O plano de Smotrich, que está sendo implementado agora que ele é um dos dois fazedores de reis em no governo de Netanyahu — o outro é igualmente extremo, Itamar Ben-Gvir — foi preparado anos antes da guerra em andamento em Gaza, e foi implementado, como ele próprio admite, “pouco a pouco” desde então.
Israel pode alegar que está travando uma guerra em sete ou setenta frentes. Também pode atribuir a si mesmo o papel de salvador de civilizações. No entanto, a verdade não pode ser escondida, especialmente quando os próprios israelenses são os que estão revelando suas intenções sinistras.
Até mesmo a guerra em andamento no Líbano, que os líderes israelenses, junto com seus apoiadores dos EUA, apelidaram de guerra defensiva, agora está sendo promovida por alguns políticos israelenses e seus apoiadores de direita como outra guerra expansionista, ou mais precisamente uma busca pelo “Grande Israel”. Há uma diferença entre um país travando uma guerra defensiva em várias frentes e outro lutando pela expansão colonial, pela hegemonia regional e pelo domínio militar movido por profecias religiosas e fanatismo.
Aqueles que escolheram o último caminho, como Israel, não podem alegar estar lutando em legítima defesa.

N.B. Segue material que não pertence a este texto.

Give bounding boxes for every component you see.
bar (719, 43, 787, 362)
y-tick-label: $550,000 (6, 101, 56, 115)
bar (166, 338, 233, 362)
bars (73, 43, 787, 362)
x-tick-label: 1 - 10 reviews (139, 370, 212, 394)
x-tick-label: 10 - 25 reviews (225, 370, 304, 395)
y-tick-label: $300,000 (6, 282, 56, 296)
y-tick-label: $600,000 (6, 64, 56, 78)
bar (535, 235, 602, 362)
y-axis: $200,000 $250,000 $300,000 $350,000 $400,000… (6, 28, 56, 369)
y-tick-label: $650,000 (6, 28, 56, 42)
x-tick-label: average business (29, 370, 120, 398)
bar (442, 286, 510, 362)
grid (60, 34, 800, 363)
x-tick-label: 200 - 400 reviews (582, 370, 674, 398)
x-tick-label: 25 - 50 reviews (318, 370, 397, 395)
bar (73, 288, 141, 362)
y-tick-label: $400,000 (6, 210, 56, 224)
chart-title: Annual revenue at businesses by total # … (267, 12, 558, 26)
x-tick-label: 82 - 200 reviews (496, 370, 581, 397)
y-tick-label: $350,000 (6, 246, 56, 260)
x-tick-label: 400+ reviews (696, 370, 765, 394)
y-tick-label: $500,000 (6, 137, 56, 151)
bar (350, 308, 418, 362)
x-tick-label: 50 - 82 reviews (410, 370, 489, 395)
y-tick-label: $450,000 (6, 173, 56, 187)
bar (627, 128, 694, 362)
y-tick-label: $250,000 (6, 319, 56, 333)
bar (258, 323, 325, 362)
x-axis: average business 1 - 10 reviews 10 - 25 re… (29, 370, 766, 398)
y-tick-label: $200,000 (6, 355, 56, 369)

“A legítima defesa no direito internacional se refere ao direito inerente de um Estado de usar a força em resposta a um ataque armado”, aponta a Cruz Vermelha Internacional em seu site. Esta definição não se aplica a um Estado que é ele próprio um ocupante militar e, portanto, é ativamente hostil e usa a violência ilegalmente.
Netanyahu e Smotrich, no entanto, dificilmente estão preocupados com leis internacionais ou humanitárias. Eles são movidos por agendas expansionistas e ameaçadoras. Se tiverem sucesso, guerras mais mortais certamente se seguirão. A comunidade internacional deve fazer tudo ao seu alcance para garantir seu fracasso.